Remote Synthesis
Search my blog:
Viewing By Entry / Main
Jul 08, 2007

Fixing Case-related Issues When Moving Off Windows

I was recently tasked with moving a rather extensive site off of a legacy Windows server onto one of our standard Unix servers (though the same steps below should work for Linix as well). The prior person tasked with this was having to go in manually and correct the casing issues on each file including the case of the file itself, the case of any links within the file and the case of links within content entries within the custom CMS it used. This sounds like a tedious job indeed, and when I inherited it, my first thought was how I could possibly avoid doing this.

The answered turns out to be a combination of a recursive function to rename all the files on the server to lowercase and some help from Apache's mod_rewrite plugin. This would allow us to leave all the links in the documents and in the CMS alone (as well as not worry about anyone's old favorites) and everything should just work. We moved the site several days ago and are in the process of testing, but so far everything is looking good and it was only an hour or so of work, here's how it was done.Using mod-rewite
My first thought was that I could use Apache's mod_rewrite plugin to re-case all the URLs before they ever hit the file system (make sure the plugin is enabled first). There was quite a bit of help on this topic, and my code is a modified version from someone's post somewhere (sorry, I lost the post). Basically, it creates a rewrite map that uses a built-in function called "tolower" and then uses a regular expression to match the entire URL and convert it to lowercase.

<VirtualHost *:80> DocumentRoot "C:/Inetpub/wwwroot/xbox" ServerName xboxsampleapp RewriteEngine on RewriteMap upper2lower int:tolower RewriteRule ^/(.*)$ /${upper2lower:$1} </VirtualHost>

If you were to test your site now and look in the apache logs, you should see that it is looking for lowercased versions of your folders and files.

Changing the File System Files and Directories
The next step was to make all the files lowercase. This turned out to be a simple recursive CF function that traverses and renames every file and directory on the server. I used the Java file object for speed purposes (we had hundreds of files and directories at least and this ran in under 30 seconds). I also initially made the mistake of not building in a special case for Application.cfm which needs the capital A on Unix/Linux. Lastly, I was actually running this on a Windows machine (yes, I know...but it is my work dev machine) which wouldn't allow you to rename simply by changing the case since it saw it as the same file.

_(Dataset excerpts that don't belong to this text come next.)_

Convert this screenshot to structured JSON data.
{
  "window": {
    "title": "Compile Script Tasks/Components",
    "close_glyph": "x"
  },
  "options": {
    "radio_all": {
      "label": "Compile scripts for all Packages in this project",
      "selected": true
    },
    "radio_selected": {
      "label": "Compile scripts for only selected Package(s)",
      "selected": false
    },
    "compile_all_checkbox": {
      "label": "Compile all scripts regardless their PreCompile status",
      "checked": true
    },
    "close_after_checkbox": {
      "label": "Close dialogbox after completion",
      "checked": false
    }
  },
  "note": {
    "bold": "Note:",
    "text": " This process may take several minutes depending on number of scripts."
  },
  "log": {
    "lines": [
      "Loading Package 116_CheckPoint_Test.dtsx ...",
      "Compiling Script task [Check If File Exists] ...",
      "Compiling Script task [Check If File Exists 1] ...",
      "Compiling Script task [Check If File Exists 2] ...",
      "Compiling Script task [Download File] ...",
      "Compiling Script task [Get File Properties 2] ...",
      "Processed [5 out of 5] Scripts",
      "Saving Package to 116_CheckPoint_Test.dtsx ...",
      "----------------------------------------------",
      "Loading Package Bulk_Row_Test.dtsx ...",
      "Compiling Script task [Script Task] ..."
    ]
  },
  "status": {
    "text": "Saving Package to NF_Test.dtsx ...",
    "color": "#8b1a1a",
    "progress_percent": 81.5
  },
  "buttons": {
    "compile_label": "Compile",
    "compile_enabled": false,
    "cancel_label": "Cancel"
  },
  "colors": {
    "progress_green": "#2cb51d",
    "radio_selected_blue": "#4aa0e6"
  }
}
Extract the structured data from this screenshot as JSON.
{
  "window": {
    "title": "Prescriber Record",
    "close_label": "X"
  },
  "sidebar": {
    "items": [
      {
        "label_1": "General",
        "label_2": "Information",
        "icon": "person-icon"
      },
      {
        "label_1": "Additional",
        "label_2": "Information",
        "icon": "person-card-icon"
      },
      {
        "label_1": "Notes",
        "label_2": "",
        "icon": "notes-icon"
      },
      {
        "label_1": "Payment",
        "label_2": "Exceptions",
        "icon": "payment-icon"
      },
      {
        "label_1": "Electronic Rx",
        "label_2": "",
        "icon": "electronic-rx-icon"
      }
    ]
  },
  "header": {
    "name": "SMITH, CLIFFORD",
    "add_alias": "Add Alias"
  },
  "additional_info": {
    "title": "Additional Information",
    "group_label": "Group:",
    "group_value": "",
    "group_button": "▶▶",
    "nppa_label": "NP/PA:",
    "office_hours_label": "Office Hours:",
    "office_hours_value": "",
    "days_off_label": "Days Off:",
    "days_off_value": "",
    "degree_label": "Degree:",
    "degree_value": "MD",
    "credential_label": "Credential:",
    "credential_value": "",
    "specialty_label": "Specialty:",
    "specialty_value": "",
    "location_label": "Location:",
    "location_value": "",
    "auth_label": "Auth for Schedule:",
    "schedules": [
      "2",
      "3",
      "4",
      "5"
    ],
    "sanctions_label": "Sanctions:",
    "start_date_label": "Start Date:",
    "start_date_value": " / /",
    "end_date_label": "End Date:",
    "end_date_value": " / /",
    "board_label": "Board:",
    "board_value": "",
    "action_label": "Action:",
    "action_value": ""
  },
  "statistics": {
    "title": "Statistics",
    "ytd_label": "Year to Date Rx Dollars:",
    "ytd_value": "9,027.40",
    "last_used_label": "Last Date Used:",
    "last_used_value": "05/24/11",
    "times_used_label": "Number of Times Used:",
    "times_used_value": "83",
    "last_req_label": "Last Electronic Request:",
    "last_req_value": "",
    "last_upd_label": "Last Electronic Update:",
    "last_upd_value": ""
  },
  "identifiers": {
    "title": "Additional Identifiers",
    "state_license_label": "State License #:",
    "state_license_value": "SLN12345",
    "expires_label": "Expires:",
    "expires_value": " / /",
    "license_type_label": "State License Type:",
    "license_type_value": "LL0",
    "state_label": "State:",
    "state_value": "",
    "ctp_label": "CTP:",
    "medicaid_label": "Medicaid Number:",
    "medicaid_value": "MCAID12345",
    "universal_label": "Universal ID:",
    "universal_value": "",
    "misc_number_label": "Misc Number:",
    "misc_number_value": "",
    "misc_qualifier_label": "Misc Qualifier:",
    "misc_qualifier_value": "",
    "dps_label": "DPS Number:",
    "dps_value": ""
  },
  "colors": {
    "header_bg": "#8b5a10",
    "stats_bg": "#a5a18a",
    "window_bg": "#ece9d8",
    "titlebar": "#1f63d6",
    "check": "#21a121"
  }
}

<cffunction name="lowerAllFiles" access="public" output="true" returntype="void"> <cfargument name="baseDirectory" type="string" required="true" /> <cfset var objFile = createObject("java","java.io.File").Init(arguments.baseDirectory) /> <cfset var allFiles = objFile.listFiles() /> <cfset var i = 0 /> <cfset var newFileWithPre = "" /> <cfset var newFile = false /> <cfset var objSystem = createObject("java","java.lang.System") /> <cfset var separator = objSystem.getProperty("file.separator") /> <!--- trap for null returned by allFiles ---> <cfif not isDefined("allFiles")> <cfset allFiles = arrayNew(1) /> </cfif> <cfloop from="1" to="#arrayLen(allFiles)#" index="i"> <cfif allFiles[i].isDirectory()> <cfset lowerAllFiles(allFiles[i].getAbsolutePath()) /> <!--- the file is renamed twice because on Windows the destination is viewed as already existing ---> <cfdirectory action="rename" directory="#allFiles[i].getAbsolutePath()#" newdirectory="pre_#lcase(allFiles[i].getName())#" /> <cfset newFileWithPre = allFiles[i].getParent() & separator & "pre_" & lcase(allFiles[i].getName()) /> <cfset newFile = allFiles[i].getParent() & separator & lcase(allFiles[i].getName()) /> <cfdirectory action="rename" directory="#newFileWithPre#" newdirectory="#newFile#" /> <cfelseif lcase(allFiles[i].getName()) eq "application.cfm"> <!--- the file is renamed twice because on Windows the destination is viewed as already existing ---> <cffile action="rename" source="#allFiles[i].getAbsolutePath()#" destination="pre_Application.cfm" /> <cfset newFileWithPre = allFiles[i].getParent() & separator & "pre_Application.cfm" /> <cfset newFile = allFiles[i].getParent() & separator & "Application.cfm" /> <cffile action="rename" source="#newFileWithPre#" destination="#newFile#" /> <cfelse> <!--- the file is renamed twice because on Windows the destination is viewed as already existing ---> <cffile action="rename" source="#allFiles[i].getAbsolutePath()#" destination="pre_#lcase(allFiles[i].getName())#" /> <cfset newFileWithPre = allFiles[i].getParent() & separator & "pre_" & lcase(allFiles[i].getName()) /> <cfset newFile = allFiles[i].getParent() & separator & lcase(allFiles[i].getName()) /> <cffile action="rename" source="#newFileWithPre#" destination="#newFile#" /> </cfif> </cfloop> </cffunction> <P>
<cfsetting requesttimeout="100000"> <cfset lowerAllFiles(expandPath("/DirectoryRewrite")) />

Conclusion
As you can see, I set the RequestTimeout really high in anticipation that this would take a good deal of time to run, but, to my surprise, it actually ran quite fast (on a Winblows laptop no less). Anyway, I will post updates if we run into any issues I didn't cover here, but I went through a long list of random pages and everything seemed to be working nicely. Hopefully this will help someone else when making this transition.

Comments
Scott P
You can also turn CheckSpelling on for apache.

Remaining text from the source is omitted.